A legacy of resistance to oppression
Wambui Otieno-Mbugua fought valiantly for freedom and women’s rights, writes Anne Njogu who describes the fallen Kenyan heroine as robustly nationalist, progressive and feminist.
When history’s tides shall silt in the books, they shall in no doubt eulogise the legend of Wambui Otieno-Mbugua. I too here walk on egg shells at the fall of a giant, an empress who renounced her dynasty for a popular nationalistic cause. Yet what shall history write when she has already cast her name on stone with blood and sacrifice? Etched in blood and sweat deep in the blood-spattered Aberdares of the 1950s are accounts that extol Wambui’s virtues as a defiant teenage girl from an elite household (the dynasty of Waiyaki wa Hinga), educated at the best African girls school in colonial Kenya, a practicing Christian, uncircumcised (she refused to), daughter of a police inspector who gave up the comforts of complacency to join the Mau Mau.
This daughter of a Kikuyu and an Ogiek (her mother) took oath as a Mau Mau. She stole guns, fought alongside the men in the forest and traversed long distances by foot conducting espionage missions and gathering intelligence from British troops while coordinating a network of female agents who funneled information to the Mau Mau high command. An ancient legend of Kenyans for Kenya.
So effective and notorious was Wambui that she was arrested by the British in 1955 but later released thanks to her sassy mouth. In the coming years she would be rearrested and ordered to report for weekly interrogations in her home village. Detentions and weekly interrogations only made her stouter in the the Mau Mau cause. In her nationalism, she joined the Kenya African National Union and was elected head of the women's wing.
The British government would have none of it, Wambui was arrested and detained at Lamu Island where she was brutally raped by Chief Inspector Rudolph Speed and tortured. She surprised Kenyan women when upon her release in 1961 she demanded the prosecution of her rapist. Such was unheard of: some lowly creature, some woman, some native savage going against a white aristocrat? But trust Wambui to fight like a lioness, like a Mau Mau veteran until Inspector Rudolph resigned and fled jurisdiction to avoid charges.
A reasonable man would think that the torture and detention would deter her. But the plucky daughter of Waiyaki still hid guns for the Mau Mau between her legs as she took them for repair. Worse still, at the height of colonialism when black natives were not allowed to step inside the Thorn Tree Restaurant, now Stanley Hotel, Wambui did the unthinkable that would eventually lead to the opening of the hotel to all races. With a fellow female activist, she matched right into the hotel amidst security protests and proceeded to stand on a table!. As was expected, the white manager in rage slapped her. The incident was the subject of national and international media coverage which exposed the evil of colonial racism.

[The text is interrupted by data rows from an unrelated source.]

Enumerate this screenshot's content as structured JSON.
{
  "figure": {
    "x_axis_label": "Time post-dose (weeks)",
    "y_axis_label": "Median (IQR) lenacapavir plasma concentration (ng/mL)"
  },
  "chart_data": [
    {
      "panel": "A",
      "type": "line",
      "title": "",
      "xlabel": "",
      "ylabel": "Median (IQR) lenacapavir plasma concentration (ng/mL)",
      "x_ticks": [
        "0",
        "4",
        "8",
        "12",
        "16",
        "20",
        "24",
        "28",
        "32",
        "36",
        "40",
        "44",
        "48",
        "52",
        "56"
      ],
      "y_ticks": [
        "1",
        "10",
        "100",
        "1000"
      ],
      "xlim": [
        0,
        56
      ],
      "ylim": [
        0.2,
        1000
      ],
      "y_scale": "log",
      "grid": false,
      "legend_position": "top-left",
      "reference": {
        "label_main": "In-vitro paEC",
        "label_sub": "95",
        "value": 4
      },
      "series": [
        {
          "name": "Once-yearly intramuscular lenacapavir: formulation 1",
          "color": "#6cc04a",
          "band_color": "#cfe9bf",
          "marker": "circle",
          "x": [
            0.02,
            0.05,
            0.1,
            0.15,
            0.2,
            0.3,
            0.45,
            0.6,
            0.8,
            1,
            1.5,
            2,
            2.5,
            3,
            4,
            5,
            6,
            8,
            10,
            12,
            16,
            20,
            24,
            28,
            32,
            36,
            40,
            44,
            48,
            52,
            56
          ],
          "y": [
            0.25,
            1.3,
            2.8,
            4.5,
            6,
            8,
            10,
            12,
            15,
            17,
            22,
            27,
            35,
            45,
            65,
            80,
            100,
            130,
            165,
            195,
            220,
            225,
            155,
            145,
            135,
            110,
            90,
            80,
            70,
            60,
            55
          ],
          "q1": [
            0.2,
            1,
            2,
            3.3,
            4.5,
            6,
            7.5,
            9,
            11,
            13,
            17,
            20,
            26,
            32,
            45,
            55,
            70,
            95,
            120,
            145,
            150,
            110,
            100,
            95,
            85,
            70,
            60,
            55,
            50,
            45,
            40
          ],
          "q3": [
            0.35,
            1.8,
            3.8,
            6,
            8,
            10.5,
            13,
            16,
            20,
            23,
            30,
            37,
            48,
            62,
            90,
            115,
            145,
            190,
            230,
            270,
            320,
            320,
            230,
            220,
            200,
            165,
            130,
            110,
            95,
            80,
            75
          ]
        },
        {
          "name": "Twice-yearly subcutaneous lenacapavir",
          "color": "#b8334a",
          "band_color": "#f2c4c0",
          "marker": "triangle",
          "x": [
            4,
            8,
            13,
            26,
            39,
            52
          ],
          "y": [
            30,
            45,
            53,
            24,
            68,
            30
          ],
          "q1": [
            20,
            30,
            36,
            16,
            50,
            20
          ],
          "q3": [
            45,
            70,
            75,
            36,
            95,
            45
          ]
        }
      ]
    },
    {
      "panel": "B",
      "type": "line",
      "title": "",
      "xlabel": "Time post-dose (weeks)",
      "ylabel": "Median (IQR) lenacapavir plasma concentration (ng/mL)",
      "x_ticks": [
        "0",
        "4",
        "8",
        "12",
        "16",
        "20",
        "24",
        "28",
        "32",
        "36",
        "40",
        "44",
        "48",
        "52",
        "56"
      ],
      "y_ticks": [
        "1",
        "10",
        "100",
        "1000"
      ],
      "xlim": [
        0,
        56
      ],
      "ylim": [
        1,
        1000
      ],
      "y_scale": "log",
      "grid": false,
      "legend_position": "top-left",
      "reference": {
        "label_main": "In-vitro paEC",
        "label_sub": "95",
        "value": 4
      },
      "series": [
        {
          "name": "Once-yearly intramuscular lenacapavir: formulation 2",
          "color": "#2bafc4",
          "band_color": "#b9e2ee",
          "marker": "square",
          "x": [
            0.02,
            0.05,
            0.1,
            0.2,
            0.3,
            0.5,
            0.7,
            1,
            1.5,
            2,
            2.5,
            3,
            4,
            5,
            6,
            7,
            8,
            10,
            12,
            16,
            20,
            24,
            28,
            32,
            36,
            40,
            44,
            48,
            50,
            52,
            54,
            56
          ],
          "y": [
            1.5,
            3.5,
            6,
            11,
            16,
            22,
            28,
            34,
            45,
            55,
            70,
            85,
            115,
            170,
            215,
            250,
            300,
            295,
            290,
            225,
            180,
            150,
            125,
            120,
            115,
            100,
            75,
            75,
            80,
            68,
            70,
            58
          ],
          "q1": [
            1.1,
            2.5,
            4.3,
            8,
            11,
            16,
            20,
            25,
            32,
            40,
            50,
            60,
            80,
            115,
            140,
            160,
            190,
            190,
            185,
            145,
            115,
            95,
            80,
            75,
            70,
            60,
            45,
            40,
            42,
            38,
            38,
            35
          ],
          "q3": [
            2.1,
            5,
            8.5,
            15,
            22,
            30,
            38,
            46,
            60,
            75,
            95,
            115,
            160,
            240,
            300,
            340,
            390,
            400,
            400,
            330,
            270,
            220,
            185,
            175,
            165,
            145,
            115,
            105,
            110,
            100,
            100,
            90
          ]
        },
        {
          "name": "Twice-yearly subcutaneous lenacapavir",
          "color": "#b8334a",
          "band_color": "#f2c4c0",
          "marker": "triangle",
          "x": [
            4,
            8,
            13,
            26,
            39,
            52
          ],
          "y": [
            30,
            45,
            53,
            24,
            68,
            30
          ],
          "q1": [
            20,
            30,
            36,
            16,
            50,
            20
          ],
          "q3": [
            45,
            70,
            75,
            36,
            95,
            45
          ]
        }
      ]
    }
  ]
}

In the crowded streets of pre-independence downtown Nairobi, Wambui joined in the frenzied demonstrations, choral and dramatic productions choreographed by Luo activists who Wambui had nothing but love for. So much was her transethnic strength that Wambui brushed aside public ethnic biases and married a fine Luo criminal lawyer, SM Otieno.
Any student of law must encounter Wambui’s court case, which threw light on the problems and position of women in the Kenya. Law has often been either ambivalent about traditional beliefs or allowed gender discrimination. That is why Wambui lost the fight to bury her husband at their home in Ngong. She refused to attend the funeral in Siaya but later immortalized her husband with a mausoleum in Ngong’.
After years of helping shape the women’s movement in Kenya and at the international level, years of trashing Moi’s perpetuation of gender discrimination, Wambui found comfort and boundless love in the arms of Samuel Mbugua, more than 42 years younger than herself. By marrying Mbugua, Wambui opened up a vast space for the Kenyan woman’s freedoms and rights. In particular, she debunked the myth and affirmed that women just like men have a right to choose their own happiness; that they too should enjoy rights and freedoms just like any other person by virtue of being human. This feminist, nationalist and progressive Christian will be sung for reconstructing masculinity. She has unsuccessfully ran for political office, unbowed by dirty patriarchal politics.
When history is written, the SM Otieno’s brothers from the Umira Kager clan will find nothing but ignominy for sticking to an era long gone. As if the infamous SM Otieno case was not enough, one Mr Ougo, a brother to Otieno, demanded that Wambui be buried in Nyalgunga in Siaya according to custom. Such men, such words, such clans represent nothing but what Wambui called in her autobiography ‘men who back a conveniently divisive tribal, patriarchal "tradition"’.
The life and times of Wambui represent a courageous struggle in the turbulence of modern Kenya. My dirge for this legendary daughter of Kenya affirms her positive legacy on issues of gender and ethnicity. She was robustly nationalist, progressive and feminist in groundbreaking ways beyond her times.